A few weeks ago, I attended the American Society of Agronomy, Crop Science Society of America, and Soil Science Society of America Annual Meetings in Tampa, FL. What a huge conference! My colleagues and I presented our most recent data on tree island Carbon (C) dynamics. Tree islands are one of the most prominent landscape features of the Everglades system.
Despite their importance, hydrologic modifications to the system have greatly altered the number, size, and distribution of tree islands in the Everglades. The original peat-accreting system stored large quantities of soil C and was a sink for atmospheric CO2. Hydrologic manipulation and wide-spread drainage have caused the oxidation, subsidence, and loss of large quantities of soil C. An important aspect of the Everglades ecosystem restoration is an attempt to reestablish a more natural hydrology. Increased freshwater flows through the Greater Everglades Ecosystem (GEE) are expected as a result of projects planned to enhance water delivery. However, the degree to which changes in water delivery will affect the tree islands is uncertain.Our work provides a before-intervention study conducted in the Loxahatchee Impoundment Landscape Assessment (LILA) facility (Boynton Beach, Florida). LILA is a research platform that supports the LTER project by defining hydrologic regimes that contribute to the preservation of existing tree island and potential mechanisms for tree island restoration/creation. LILA consists of four macrocosms, that mimic Everglades ridge, slough and tree island landscape structure. LILA exemplifies the tree islands found in the GEE and across the FCE-LTER landscape by having two types of constructed tree islands; those
where peat soils were sculpted to create topographic high, or where limestone cores were established and then covered to the same final elevations as the peat islands. These two core types are meant to represent tree islands from the northern and southern Everglades, respectively.

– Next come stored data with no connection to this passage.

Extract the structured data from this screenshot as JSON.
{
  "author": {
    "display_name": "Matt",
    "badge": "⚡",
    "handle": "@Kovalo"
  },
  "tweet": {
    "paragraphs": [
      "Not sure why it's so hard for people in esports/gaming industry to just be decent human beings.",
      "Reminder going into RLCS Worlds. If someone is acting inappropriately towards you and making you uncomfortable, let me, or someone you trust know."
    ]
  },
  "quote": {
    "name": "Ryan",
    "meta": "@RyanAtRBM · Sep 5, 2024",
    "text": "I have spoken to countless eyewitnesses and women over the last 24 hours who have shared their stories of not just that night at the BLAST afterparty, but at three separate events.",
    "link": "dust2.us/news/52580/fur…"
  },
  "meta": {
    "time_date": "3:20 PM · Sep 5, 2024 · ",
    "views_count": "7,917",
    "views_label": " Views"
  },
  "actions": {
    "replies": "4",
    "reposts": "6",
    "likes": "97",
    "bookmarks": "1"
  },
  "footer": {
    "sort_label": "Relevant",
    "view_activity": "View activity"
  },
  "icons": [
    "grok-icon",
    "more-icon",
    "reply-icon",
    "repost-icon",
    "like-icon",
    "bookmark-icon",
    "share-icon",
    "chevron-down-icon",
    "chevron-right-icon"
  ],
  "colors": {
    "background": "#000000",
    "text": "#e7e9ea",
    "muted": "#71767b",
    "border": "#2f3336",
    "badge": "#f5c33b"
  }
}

The objective of our work is to study vegetation and water flow interactions and how they influence C dynamics of Everglades tree islands. We developed an empirically-based model for tree island soil based on production and decomposition of organic matter as influenced by water depth fluctuations. Soil respiration (CO2 efflux), litter (organic matter) production, soil accretion (C sequestration) and soil elevation change measurements were balanced in two types of LILA tree islands (peat or limestone cores) at different water depth (high and low elevation). The higher elevations (drier) of the tree islands generally had higher biomass, litter production, and soil accretion. Peat core islands favor a more productive tree island plant community, but peat islands tend to subside more rapidly than limestone islands. In the peat islands and at higher elevations, trees were maximally productive. The centers of the tree islands seem to be losing elevation despite the fact that soil is being accreted at the greatest rate in these locations. There are several possible reasons for the loss in elevation, including root decomposition, sediment compaction since tree island creation, and groundwater withdrawal. Higher rates of CO2 efflux (i.e., soil respiration) occurred in the head of the tree islands at high elevation, coinciding with higher litter production and biomass. To date, our work has shown that production and soil accretion in relatively young (~6 years old) LILA tree islands do not build topography at a rate to compete with settling/subsidence.

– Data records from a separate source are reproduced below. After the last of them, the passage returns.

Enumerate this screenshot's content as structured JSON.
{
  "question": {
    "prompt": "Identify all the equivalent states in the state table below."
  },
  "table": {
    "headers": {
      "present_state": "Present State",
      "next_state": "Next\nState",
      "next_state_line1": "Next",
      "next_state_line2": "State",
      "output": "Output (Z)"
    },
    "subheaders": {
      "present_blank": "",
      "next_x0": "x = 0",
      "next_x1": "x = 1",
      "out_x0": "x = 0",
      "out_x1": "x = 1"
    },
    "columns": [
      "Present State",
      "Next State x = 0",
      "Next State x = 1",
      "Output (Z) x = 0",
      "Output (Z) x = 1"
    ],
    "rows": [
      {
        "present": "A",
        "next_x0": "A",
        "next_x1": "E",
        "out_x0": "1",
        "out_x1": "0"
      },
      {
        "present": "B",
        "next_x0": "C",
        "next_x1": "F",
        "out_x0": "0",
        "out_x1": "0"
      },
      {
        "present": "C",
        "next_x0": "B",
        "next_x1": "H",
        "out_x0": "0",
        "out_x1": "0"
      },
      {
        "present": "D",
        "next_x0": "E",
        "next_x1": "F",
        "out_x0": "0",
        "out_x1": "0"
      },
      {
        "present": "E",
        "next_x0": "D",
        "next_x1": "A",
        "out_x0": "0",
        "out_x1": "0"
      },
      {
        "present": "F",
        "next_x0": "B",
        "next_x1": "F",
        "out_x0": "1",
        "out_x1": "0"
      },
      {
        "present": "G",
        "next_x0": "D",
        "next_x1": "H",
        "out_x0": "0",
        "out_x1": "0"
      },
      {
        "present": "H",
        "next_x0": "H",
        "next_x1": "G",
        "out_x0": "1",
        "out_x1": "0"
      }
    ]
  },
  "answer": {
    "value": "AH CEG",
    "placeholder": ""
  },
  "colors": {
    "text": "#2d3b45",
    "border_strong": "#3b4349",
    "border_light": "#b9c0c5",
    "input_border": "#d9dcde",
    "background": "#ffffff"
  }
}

Overall, there was an effect of both water depth and island core type on C inputs/outputs. Carbon balance estimates to date have been made on young LILA tree islands at preliminary stages of formation. These mechanisms (e.g., litterfall leading to soil accretion) are developing and it is expected that further development will change estimates of C dynamics. Our research helped to balance present-day C inputs/outputs in the altered Everglades ecosystem. Understanding how Everglades tree islands soil respiration responds to water depth fluctuations coupled with organic matter production and soil accretion can be used by managers to slow or reverse tree island loss. Carbon cycling has always been and continues to be a primary research goal in the FCE-LTER Program.

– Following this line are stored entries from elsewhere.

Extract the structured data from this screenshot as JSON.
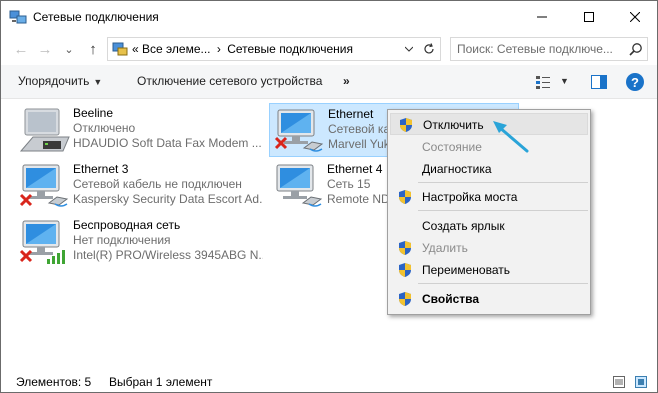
{
  "window": {
    "title": "Сетевые подключения"
  },
  "nav": {
    "back_glyph": "←",
    "forward_glyph": "→",
    "recent_glyph": "⌄",
    "up_glyph": "↑",
    "address_prefix": "«",
    "address_path": [
      "Все элеме...",
      "Сетевые подключения"
    ],
    "address_separator": "›",
    "search_placeholder": "Поиск: Сетевые подключе..."
  },
  "commandbar": {
    "organize_label": "Упорядочить",
    "disable_device_label": "Отключение сетевого устройства",
    "more_label": "»",
    "help_label": "?"
  },
  "connections": [
    {
      "name": "Beeline",
      "status": "Отключено",
      "device": "HDAUDIO Soft Data Fax Modem ...",
      "icon": "modem-icon",
      "error": false,
      "selected": false
    },
    {
      "name": "Ethernet",
      "status": "Сетевой каб...",
      "device": "Marvell Yuk...",
      "icon": "ethernet-icon",
      "error": true,
      "selected": true
    },
    {
      "name": "Ethernet 3",
      "status": "Сетевой кабель не подключен",
      "device": "Kaspersky Security Data Escort Ad...",
      "icon": "ethernet-icon",
      "error": true,
      "selected": false
    },
    {
      "name": "Ethernet 4",
      "status": "Сеть  15",
      "device": "Remote ND...",
      "icon": "ethernet-icon",
      "error": false,
      "selected": false
    },
    {
      "name": "Беспроводная сеть",
      "status": "Нет подключения",
      "device": "Intel(R) PRO/Wireless 3945ABG N...",
      "icon": "wifi-icon",
      "error": true,
      "selected": false
    }
  ],
  "context_menu": {
    "items": [
      {
        "label": "Отключить",
        "shield": true,
        "disabled": false,
        "bold": false,
        "highlighted": true
      },
      {
        "label": "Состояние",
        "shield": false,
        "disabled": true,
        "bold": false,
        "highlighted": false
      },
      {
        "label": "Диагностика",
        "shield": false,
        "disabled": false,
        "bold": false,
        "highlighted": false
      },
      {
        "label": "Настройка моста",
        "shield": true,
        "disabled": false,
        "bold": false,
        "highlighted": false
      },
      {
        "label": "Создать ярлык",
        "shield": false,
        "disabled": false,
        "bold": false,
        "highlighted": false
      },
      {
        "label": "Удалить",
        "shield": true,
        "disabled": true,
        "bold": false,
        "highlighted": false
      },
      {
        "label": "Переименовать",
        "shield": true,
        "disabled": false,
        "bold": false,
        "highlighted": false
      },
      {
        "label": "Свойства",
        "shield": true,
        "disabled": false,
        "bold": true,
        "highlighted": false
      }
    ]
  },
  "statusbar": {
    "count": "Элементов: 5",
    "selection": "Выбран 1 элемент"
  },
  "colors": {
    "selection_bg": "#cce8ff",
    "selection_border": "#99d1ff",
    "accent_blue": "#1a73c9",
    "pointer": "#2aa4d8",
    "error_red": "#d9261c"
  }
}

The meeting was an excellent opportunity to discuss experiences with other scientists with similar interests and to get constructive feedback from experts in the field. I thank the FCE LTER for partially funding my trip through the 2013 LTER Student Travel Award for post docs and technicians. It gave me the opportunity to present our work and also meeting not only established members of the scientific community, but experts from the industry and consulting sectors.